In der linken Bildhälfte befindet sich auf einem Hügel in sitzender Haltung eine Figur mit Brustpanzer und Helm, sie ist in einen wallenden roten Mantel gekleidet. Die kriegerischen Attribute (Schwert, Streitkolben, Streitaxt, Schuld, Speer, Trommel, Fahnen etc.) um ihm herum weisen ihn als den Kriegsgott Mars aus. Ihm gegenüber, in der rechten Bildhälfte, ruht unter zwei Bäumen ein geflügelter weißbärtiger Mann, der bis auf ein Lendentuch von nackter Gestalt ist: Chronos. Zu seinen Füßen steht eine Stundenuhr, schräg im Hintergrund halten zwei Putti eine Sense. Eine Kette an seinem linken Handgelenk fesselt ihn an einen Felsen.
In den vier kleineren elliptischen Kartuschen werden die vier Erdteile personifiziert. Europa befindet sich direkt oberhalb der Tür zum Stiegenhaus. Als Vorlage dienten dem Künstler für alle vier Erdteilallegorien die Darstellungen von Cesare Ripa (~1555–1621). Europa sitzt frontal zwischen zwei Füllhörnern, aus deren Öffnungen eine Vielfalt von Pflanzen quillt.

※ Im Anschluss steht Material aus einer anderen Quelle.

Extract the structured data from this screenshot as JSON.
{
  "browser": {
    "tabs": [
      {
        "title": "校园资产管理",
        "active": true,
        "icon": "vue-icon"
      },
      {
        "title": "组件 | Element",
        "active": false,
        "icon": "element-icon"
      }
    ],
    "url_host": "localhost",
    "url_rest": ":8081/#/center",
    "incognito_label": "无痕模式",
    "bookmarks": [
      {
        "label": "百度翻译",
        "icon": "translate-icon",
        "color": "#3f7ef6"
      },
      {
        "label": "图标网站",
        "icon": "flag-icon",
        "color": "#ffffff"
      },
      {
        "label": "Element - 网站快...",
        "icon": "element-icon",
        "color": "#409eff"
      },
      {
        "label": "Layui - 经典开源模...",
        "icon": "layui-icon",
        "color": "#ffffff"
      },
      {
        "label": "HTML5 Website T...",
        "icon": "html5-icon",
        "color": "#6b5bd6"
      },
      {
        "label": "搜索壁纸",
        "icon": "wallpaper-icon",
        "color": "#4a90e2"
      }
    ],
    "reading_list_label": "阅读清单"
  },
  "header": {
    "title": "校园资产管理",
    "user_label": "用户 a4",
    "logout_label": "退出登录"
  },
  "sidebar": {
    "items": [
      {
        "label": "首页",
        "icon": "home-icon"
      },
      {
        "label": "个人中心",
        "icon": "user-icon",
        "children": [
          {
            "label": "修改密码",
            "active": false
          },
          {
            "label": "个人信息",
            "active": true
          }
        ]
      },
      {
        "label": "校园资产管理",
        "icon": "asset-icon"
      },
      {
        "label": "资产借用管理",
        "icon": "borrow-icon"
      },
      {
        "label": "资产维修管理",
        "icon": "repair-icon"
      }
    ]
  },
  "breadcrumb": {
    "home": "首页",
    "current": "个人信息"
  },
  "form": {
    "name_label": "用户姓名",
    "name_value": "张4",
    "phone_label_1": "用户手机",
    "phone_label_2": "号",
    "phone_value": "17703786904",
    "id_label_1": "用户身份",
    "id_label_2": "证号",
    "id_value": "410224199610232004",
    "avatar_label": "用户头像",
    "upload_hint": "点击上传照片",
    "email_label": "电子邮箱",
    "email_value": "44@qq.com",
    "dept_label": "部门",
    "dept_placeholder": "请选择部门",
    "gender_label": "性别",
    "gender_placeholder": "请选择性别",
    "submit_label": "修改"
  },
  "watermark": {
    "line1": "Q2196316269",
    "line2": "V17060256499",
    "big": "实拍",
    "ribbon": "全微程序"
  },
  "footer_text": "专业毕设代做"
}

Mit wallenden farbigen Gewändern gekleidet und mit einer stachligen goldenen Krone bekrönt, hält sie in ihrer rechten Hand ein Tempietto hoch. Rechts und links auf der Erde zu ihren Füßen befinden sich zahlreiche Gegenstände, die ihre Gelehrsamkeit, Frömmigkeit, ihren Herrschaftsanspruch und ihre Kunstsinnigkeit betonen: wie etwa links außen eine Eule auf einem Buch, hinterfangen von einer roten Standarte, im Bildvordergrund ein Hammer und Meisel, Pinsel und Malerpalette, Notenbuch und Feder, rechts außen die Zeichen der weltlichen und geistlichen Herrschaft (Krone und Tiara).

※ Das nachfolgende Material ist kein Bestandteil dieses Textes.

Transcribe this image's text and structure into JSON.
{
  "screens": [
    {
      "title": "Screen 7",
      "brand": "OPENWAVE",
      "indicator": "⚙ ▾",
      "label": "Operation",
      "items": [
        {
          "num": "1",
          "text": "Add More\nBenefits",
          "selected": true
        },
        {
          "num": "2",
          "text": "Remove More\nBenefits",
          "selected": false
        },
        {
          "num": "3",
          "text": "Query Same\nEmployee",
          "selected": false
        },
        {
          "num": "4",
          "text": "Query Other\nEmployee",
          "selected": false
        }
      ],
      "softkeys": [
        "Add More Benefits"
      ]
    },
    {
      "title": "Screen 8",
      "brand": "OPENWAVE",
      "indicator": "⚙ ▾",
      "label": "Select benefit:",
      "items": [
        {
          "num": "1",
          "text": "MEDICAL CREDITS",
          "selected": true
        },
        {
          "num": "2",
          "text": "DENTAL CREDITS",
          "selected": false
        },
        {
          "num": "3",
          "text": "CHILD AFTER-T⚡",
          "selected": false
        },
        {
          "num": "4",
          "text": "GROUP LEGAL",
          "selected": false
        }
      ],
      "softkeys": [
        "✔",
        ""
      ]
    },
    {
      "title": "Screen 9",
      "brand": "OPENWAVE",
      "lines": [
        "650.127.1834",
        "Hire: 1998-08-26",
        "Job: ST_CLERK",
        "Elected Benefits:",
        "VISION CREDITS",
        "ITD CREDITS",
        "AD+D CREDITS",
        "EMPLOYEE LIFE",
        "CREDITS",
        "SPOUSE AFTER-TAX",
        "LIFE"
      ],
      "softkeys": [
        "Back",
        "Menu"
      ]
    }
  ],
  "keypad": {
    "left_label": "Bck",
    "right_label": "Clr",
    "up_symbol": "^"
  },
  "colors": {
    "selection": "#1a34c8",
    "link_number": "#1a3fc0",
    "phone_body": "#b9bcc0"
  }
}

In den Kartuschen der drei anderen Erdteilallegorien Asia, Afrika und Amerika dominiert die Natur. Die ebenfalls weiblichen Personifikationen sitzen oder lehnen breitbeinig oder mit angewinkelten Beinen auf oder an einem Erdberg. Im Hintergrund sind jeweils vereinzelte Büsche zu sehen. Asia, die in ein weißes Untergewand und einen roten Mantel gekleidet ist, schwenkt in ihren Händen – analog zu Ripas Asia – ein rauchendes Weihrauchfass und einen Strauß von Blumen – bei Ripa sind es Gewürze –, die sie sich auch ins Haar gesteckt hat. An ihrer Seite hat sie auf dem Boden Feuerholz angehäuft.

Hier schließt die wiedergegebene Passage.